PO Box 405 Orland, ME 04472

Loan Options for Almost Every Borrower

Let us help you navigate all of the different loan types and how they might benefit you. we start with a consultative approach before even pulling any credit. 

Your financial needs will be at the core of this process. We want your journey to be pleasant and successful so that whether you’re a first-time buyer, an experienced real estate investor, or somewhere in between; we can provide options for almost every budget.

Buying A Home

Buying a home can be a daunting thought. You might be concerned you haven't saved enough, or that your credit isn't perfect. Luckily, through programs like FHA, VA, and USDA loans, grants, lender credits, and shrewd negotiating you could potentially need less cash to close on your home than you would to move into a comparable rental. whether this is your first home, or your fifth we are with you from application to closing.

Home Equity

You may have some high interest debt to consolidate, a big home improvement to tackle, or an opportunity to rehabilitate an investment property. tapping into your equity stake in your home could offer you a secure way to manage these expenses. You may be purchasing a home over a certain price and need to split the transaction to stay out of a "Jumbo" mortgage. There are many different situations in which home equity can be utilized and different programs for certain scenarios. We can find the one that is right for you.

Refinance

A refinance is a great option if you want a lower payment, or if interest rates have improved significantly and you can save money on interest. There are many other reasons to refinance, such as renovation or consolidation of debts, purchase of another property in a cash deal, or simplifying cash flow.

Construction Loans

New construction allows you control over the design of your home and gives you the peace of mind that the home is up to date with the latest safety, efficiency, and comfort technology available today. Construction loans are designed to allow borrowers to make affordable interest only payments during the construction of their new home, which they can convert into a more traditional loan product to fit their needs upon completion.

Reverse Motrgage or HECM

Reverse Mortgages or "home equity conversion mortgages" offer borrowers over the age 62 and older a means to utilize the equity in their homes to supplement their income in retirement. proceeds can be taken in a lump sum, in incremental disbursements, or as a monthly payment credit to reduce monthly housing cost. this option is best for borrowers who don't plan to leave their home to anyone. Reverse mortgage borrowers still have the freedom to sell their home, and the home can be inherited contingent upon the satisfaction of the mortgage balance.

FAQ

Borrowers may be approved with credit scores as low as 585, with qualifying income. there are a number of factors taken into consideration in determining your creditworthiness and ability to repay a loan, terms may vary.

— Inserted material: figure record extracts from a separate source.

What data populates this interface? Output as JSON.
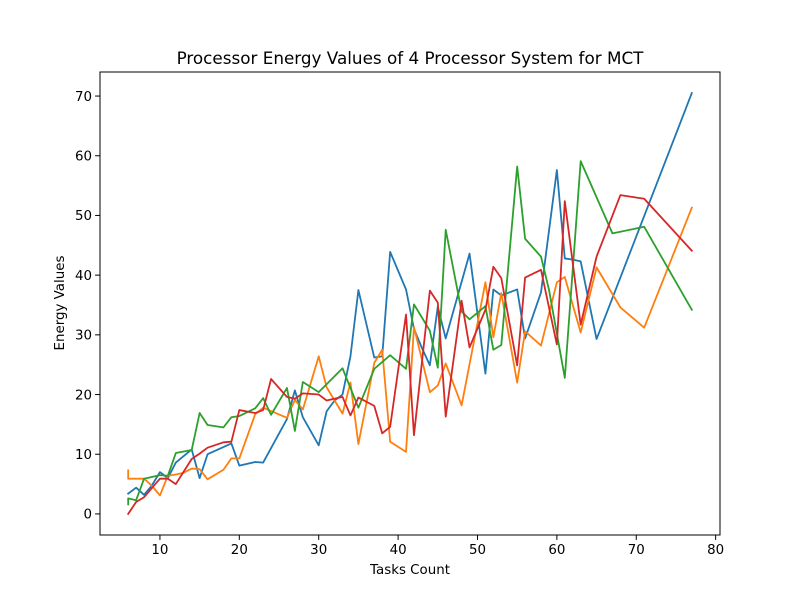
{
  "chart_data": {
    "type": "line",
    "title": "Processor Energy Values of 4 Processor System for MCT",
    "xlabel": "Tasks Count",
    "ylabel": "Energy Values",
    "xlim": [
      2.45,
      80.55
    ],
    "ylim": [
      -3.53,
      74.03
    ],
    "xticks": [
      10,
      20,
      30,
      40,
      50,
      60,
      70,
      80
    ],
    "yticks": [
      0,
      10,
      20,
      30,
      40,
      50,
      60,
      70
    ],
    "grid": false,
    "series": [
      {
        "color": "#1f77b4",
        "points": [
          [
            6,
            3.4
          ],
          [
            7,
            4.4
          ],
          [
            8,
            3.2
          ],
          [
            9,
            4.8
          ],
          [
            10,
            7.0
          ],
          [
            11,
            6.0
          ],
          [
            12,
            8.6
          ],
          [
            14,
            10.8
          ],
          [
            15,
            6.0
          ],
          [
            16,
            10.0
          ],
          [
            18,
            11.2
          ],
          [
            19,
            11.8
          ],
          [
            20,
            8.1
          ],
          [
            22,
            8.7
          ],
          [
            23,
            8.6
          ],
          [
            26,
            15.9
          ],
          [
            27,
            20.7
          ],
          [
            28,
            16.2
          ],
          [
            30,
            11.5
          ],
          [
            31,
            17.2
          ],
          [
            32,
            19.0
          ],
          [
            33,
            20.0
          ],
          [
            34,
            26.4
          ],
          [
            35,
            37.5
          ],
          [
            37,
            26.2
          ],
          [
            38,
            26.4
          ],
          [
            39,
            43.9
          ],
          [
            41,
            37.6
          ],
          [
            42,
            31.0
          ],
          [
            43,
            27.8
          ],
          [
            44,
            24.9
          ],
          [
            45,
            34.7
          ],
          [
            46,
            29.4
          ],
          [
            49,
            43.6
          ],
          [
            51,
            23.5
          ],
          [
            52,
            37.6
          ],
          [
            53,
            36.6
          ],
          [
            55,
            37.6
          ],
          [
            56,
            29.4
          ],
          [
            58,
            37.1
          ],
          [
            60,
            57.6
          ],
          [
            61,
            42.8
          ],
          [
            62,
            42.6
          ],
          [
            63,
            42.3
          ],
          [
            65,
            29.3
          ],
          [
            77,
            70.5
          ]
        ]
      },
      {
        "color": "#ff7f0e",
        "points": [
          [
            6,
            7.3
          ],
          [
            6,
            5.9
          ],
          [
            8,
            5.9
          ],
          [
            9,
            4.7
          ],
          [
            10,
            3.1
          ],
          [
            11,
            6.4
          ],
          [
            12,
            6.6
          ],
          [
            13,
            6.9
          ],
          [
            14,
            7.6
          ],
          [
            15,
            7.5
          ],
          [
            16,
            5.8
          ],
          [
            18,
            7.4
          ],
          [
            19,
            9.3
          ],
          [
            20,
            9.3
          ],
          [
            22,
            16.7
          ],
          [
            23,
            17.8
          ],
          [
            26,
            16.1
          ],
          [
            27,
            19.1
          ],
          [
            28,
            17.5
          ],
          [
            30,
            26.4
          ],
          [
            31,
            21.2
          ],
          [
            33,
            16.8
          ],
          [
            34,
            22.0
          ],
          [
            35,
            11.7
          ],
          [
            37,
            25.3
          ],
          [
            38,
            27.5
          ],
          [
            39,
            12.1
          ],
          [
            41,
            10.4
          ],
          [
            42,
            31.3
          ],
          [
            44,
            20.4
          ],
          [
            45,
            21.5
          ],
          [
            46,
            25.2
          ],
          [
            48,
            18.2
          ],
          [
            51,
            38.8
          ],
          [
            52,
            29.6
          ],
          [
            53,
            37.0
          ],
          [
            55,
            22.0
          ],
          [
            56,
            30.6
          ],
          [
            58,
            28.2
          ],
          [
            60,
            38.8
          ],
          [
            61,
            39.7
          ],
          [
            63,
            30.4
          ],
          [
            65,
            41.3
          ],
          [
            68,
            34.6
          ],
          [
            71,
            31.2
          ],
          [
            77,
            51.3
          ]
        ]
      },
      {
        "color": "#2ca02c",
        "points": [
          [
            6,
            1.6
          ],
          [
            6,
            2.6
          ],
          [
            7,
            2.3
          ],
          [
            8,
            5.9
          ],
          [
            10,
            6.5
          ],
          [
            11,
            6.4
          ],
          [
            12,
            10.2
          ],
          [
            14,
            10.7
          ],
          [
            15,
            16.9
          ],
          [
            16,
            14.9
          ],
          [
            18,
            14.5
          ],
          [
            19,
            16.2
          ],
          [
            20,
            16.4
          ],
          [
            22,
            17.7
          ],
          [
            23,
            19.4
          ],
          [
            24,
            16.6
          ],
          [
            26,
            21.1
          ],
          [
            27,
            13.9
          ],
          [
            28,
            22.1
          ],
          [
            30,
            20.4
          ],
          [
            33,
            24.4
          ],
          [
            35,
            17.8
          ],
          [
            37,
            24.3
          ],
          [
            39,
            26.6
          ],
          [
            41,
            24.3
          ],
          [
            42,
            35.1
          ],
          [
            44,
            30.7
          ],
          [
            45,
            24.5
          ],
          [
            46,
            47.6
          ],
          [
            48,
            33.9
          ],
          [
            49,
            32.6
          ],
          [
            51,
            34.8
          ],
          [
            52,
            27.5
          ],
          [
            53,
            28.3
          ],
          [
            55,
            58.2
          ],
          [
            56,
            46.1
          ],
          [
            58,
            43.1
          ],
          [
            59,
            37.6
          ],
          [
            61,
            22.8
          ],
          [
            63,
            59.1
          ],
          [
            67,
            47.0
          ],
          [
            71,
            48.1
          ],
          [
            77,
            34.2
          ]
        ]
      },
      {
        "color": "#d62728",
        "points": [
          [
            6,
            0.0
          ],
          [
            7,
            2.0
          ],
          [
            8,
            2.8
          ],
          [
            10,
            5.9
          ],
          [
            11,
            5.9
          ],
          [
            12,
            5.0
          ],
          [
            14,
            9.2
          ],
          [
            15,
            10.1
          ],
          [
            16,
            11.1
          ],
          [
            18,
            12.0
          ],
          [
            19,
            12.1
          ],
          [
            20,
            17.4
          ],
          [
            22,
            16.9
          ],
          [
            23,
            17.4
          ],
          [
            24,
            22.6
          ],
          [
            26,
            19.6
          ],
          [
            27,
            19.3
          ],
          [
            28,
            20.2
          ],
          [
            30,
            20.0
          ],
          [
            31,
            19.0
          ],
          [
            33,
            19.6
          ],
          [
            34,
            16.5
          ],
          [
            35,
            19.5
          ],
          [
            37,
            18.1
          ],
          [
            38,
            13.5
          ],
          [
            39,
            14.6
          ],
          [
            41,
            33.4
          ],
          [
            42,
            13.2
          ],
          [
            43,
            25.4
          ],
          [
            44,
            37.4
          ],
          [
            45,
            35.4
          ],
          [
            46,
            16.3
          ],
          [
            48,
            35.7
          ],
          [
            49,
            27.9
          ],
          [
            51,
            34.2
          ],
          [
            52,
            41.4
          ],
          [
            53,
            39.5
          ],
          [
            55,
            24.9
          ],
          [
            56,
            39.6
          ],
          [
            58,
            40.9
          ],
          [
            60,
            28.4
          ],
          [
            61,
            52.4
          ],
          [
            63,
            31.7
          ],
          [
            65,
            43.1
          ],
          [
            68,
            53.4
          ],
          [
            71,
            52.8
          ],
          [
            77,
            44.1
          ]
        ]
      }
    ]
  }
}
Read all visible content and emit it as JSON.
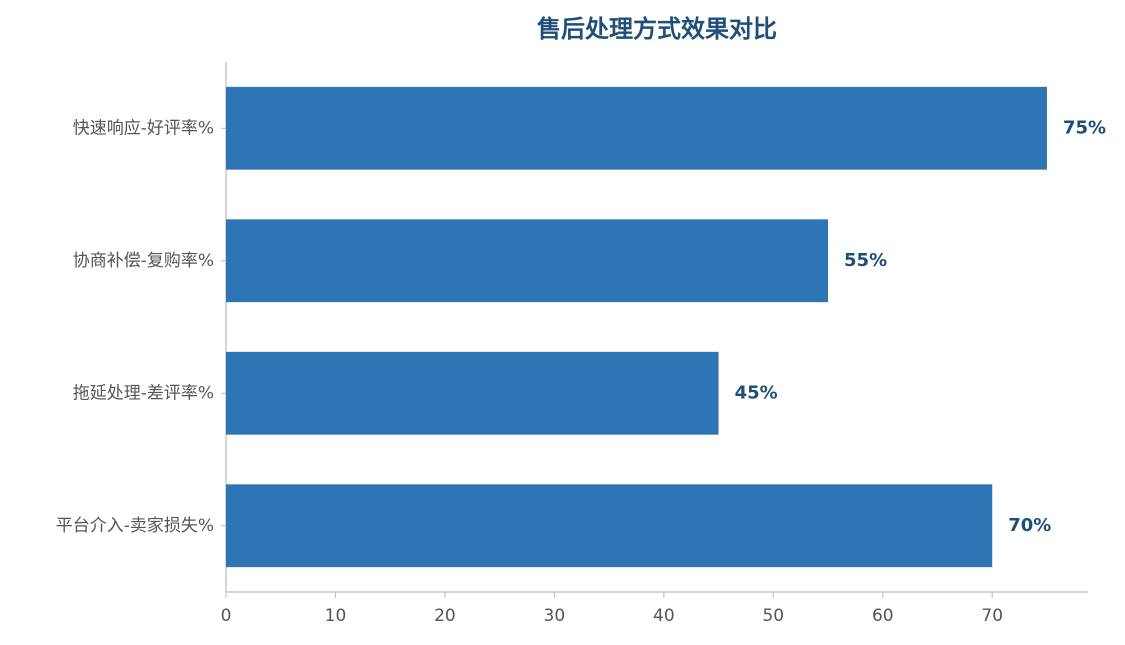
{
  "chart_data": {
    "type": "barh",
    "title": "售后处理方式效果对比",
    "categories": [
      "快速响应-好评率%",
      "协商补偿-复购率%",
      "拖延处理-差评率%",
      "平台介入-卖家损失%"
    ],
    "values": [
      75,
      55,
      45,
      70
    ],
    "value_labels": [
      "75%",
      "55%",
      "45%",
      "70%"
    ],
    "color": "#2e75b6",
    "xlim": [
      0,
      78.75
    ],
    "xticks": [
      0,
      10,
      20,
      30,
      40,
      50,
      60,
      70
    ],
    "grid": false
  }
}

Lenders generally want to see three to six months reserves. to figure this amount out we take your expected loan payment, plus any other monthly liabilities like car loans, personal loans, student loans and credit card payments. then we multiply that number by 6. say your expected loan payment is $700 a month, you have a $100 student loan payment, a $200 car payment, and a $35 credit card payment. $1035X6=$6210 cash reserves. Down payment needed varies from one loan program to another, and a down payment may not be required. Most programs require 3-10% down. for a $100k loan, this would be $3-10K.

Mortgage brokers get paid what is called an “Origination Fee” only after closing on your loan. origination fees vary from 1-2% of the total loan amount. we do not recieve compensation based upon your interest rate, loan type, or any prohibited basis.

The FHA or Federal Housing Administration gurantees loans through mortgage insurance provided by the Department of Housing and Urban Development, or HUD. this program was created to expand access to affordable homeownership and can offer great benefits for borrowers. FHA mortgage insurance stays for the life of the loan, so unlike a conventional mortgage this amount doesn’t go away once you reach 80% Loan-to-Value.

ESCROW is a type of account, managed by your loan servicer which is responsible for ensuring the timely payment of property taxes, homeowners insurance, and HOA dues. Every year your servicer will conduct an ESCROW analysis to determine the appropriate ESCROW amount to add to your monthly payments.

PMI stands for “Private Mortgage Insurance” and may be required for any conventional mortgage with a down payment less than 20%. The monthly premium is added to your mortgage payment each month until you reach 80% Loan-to-Value or LTV. At that point, your payment goes down by the full amount of the monthly premium.

The VA or “Department of Veterans Affairs” guarantees loans through what are called “entitlements.” these types of loans are available to veterans who were honorable or generally discharged and the survivors of qualified veterans. similar to FHA, this eliminates the need for PMI on low down payment transactions.

USDA loans are guaranteed by the Department of Agriculture and apply to homes in areas with less than 35,000 people under 25 acres. These loans may require no down payment to qualify.